Die Fehlannahme der Forscher
Und das ist noch milde ausgedrückt: Im zweiten Quartal ist das deutsche Bruttoinlandsprodukt um 0,1 Prozent geschrumpft. Die Stimmung und die Aussichten in den Unternehmen, die von Ökonomen monatlich abgefragt werden, sind seit Monaten im Sinkflug. Und auch die Konjunkturerwartungen der Fachleute an den Finanzmärkten sind im August eingebrochen, wie Anfang der Woche bekannt wurde.
Es ist gut möglich, dass ein weiteres Quartal ohne Wachstum folgt und Deutschland in die Rezession zurückfällt. Die größte Volkswirtschaft der EU ist und bleibt damit der Bremsklotz in Europa. In Italien, Frankreich und vor allem in Spanien läuft die Wirtschaft deutlich besser.

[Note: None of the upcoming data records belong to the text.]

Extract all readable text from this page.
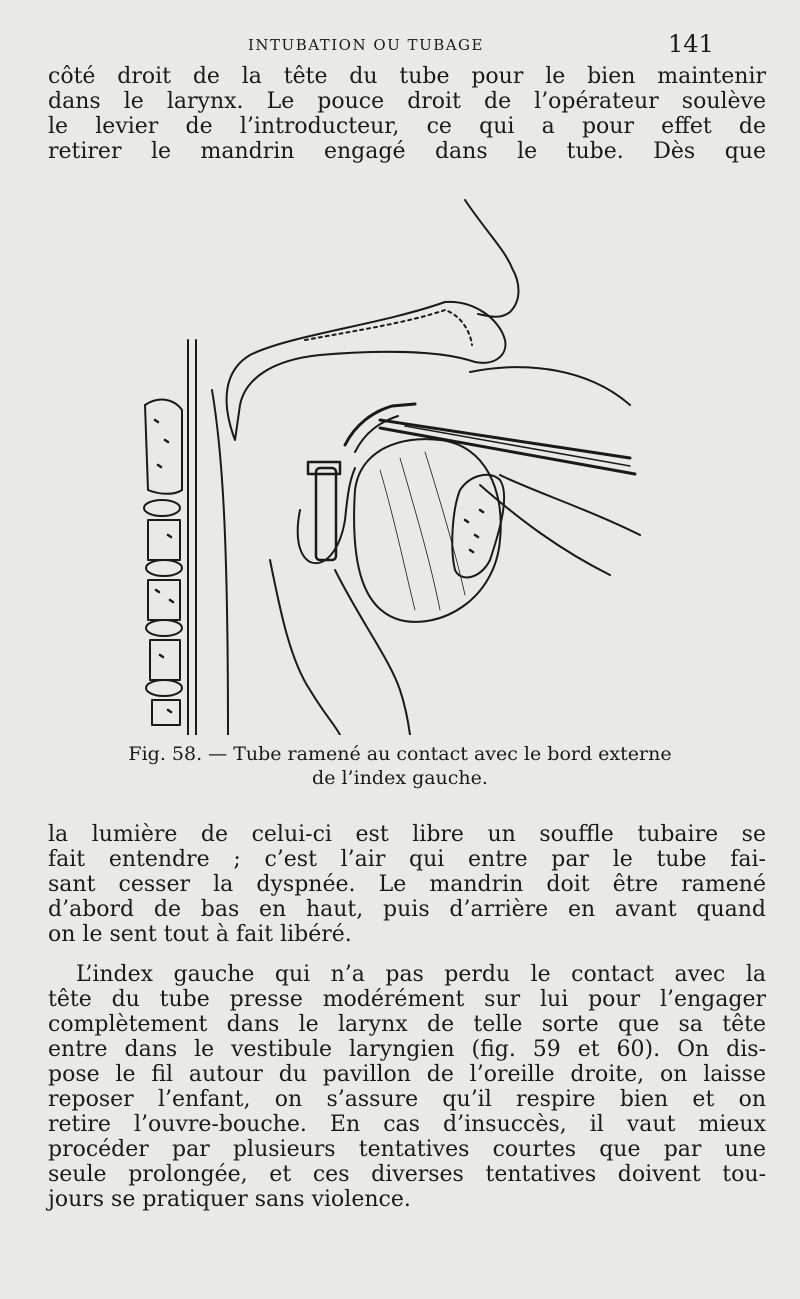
INTUBATION OU TUBAGE	141
côté droit de la tête du tube pour le bien maintenir
dans le larynx. Le pouce droit de l’opérateur soulève
le levier de l’introducteur, ce qui a pour effet de
retirer le mandrin engagé dans le tube. Dès que
Fig. 58. — Tube ramené au contact avec le bord externe
de l’index gauche.
la lumière de celui-ci est libre un souffle tubaire se
fait entendre ; c’est l’air qui entre par le tube fai-
sant cesser la dyspnée. Le mandrin doit être ramené
d’abord de bas en haut, puis d’arrière en avant quand
on le sent tout à fait libéré.
L’index gauche qui n’a pas perdu le contact avec la
tête du tube presse modérément sur lui pour l’engager
complètement dans le larynx de telle sorte que sa tête
entre dans le vestibule laryngien (fig. 59 et 60). On dis-
pose le fil autour du pavillon de l’oreille droite, on laisse
reposer l’enfant, on s’assure qu’il respire bien et on
retire l’ouvre-bouche. En cas d’insuccès, il vaut mieux
procéder par plusieurs tentatives courtes que par une
seule prolongée, et ces diverses tentatives doivent tou-
jours se pratiquer sans violence.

Große Lust zu investieren hat niemand
Dass die Regierung Optimismus verbreitet, mag angesichts sinkender Umfragewerte kaum verwundern. Bedenklicher ist, dass auch die großen Forschungsinstitute monatelang einen Aufschwung kommen sahen, der sich nun als Phantom entpuppt hat. Ihre große Fehlannahme: Sobald die Inflation nachlässt und die Menschen dank steigender Löhne mehr Geld in der Tasche haben, werden sie wie wild shoppen gehen, verreisen und Autos kaufen.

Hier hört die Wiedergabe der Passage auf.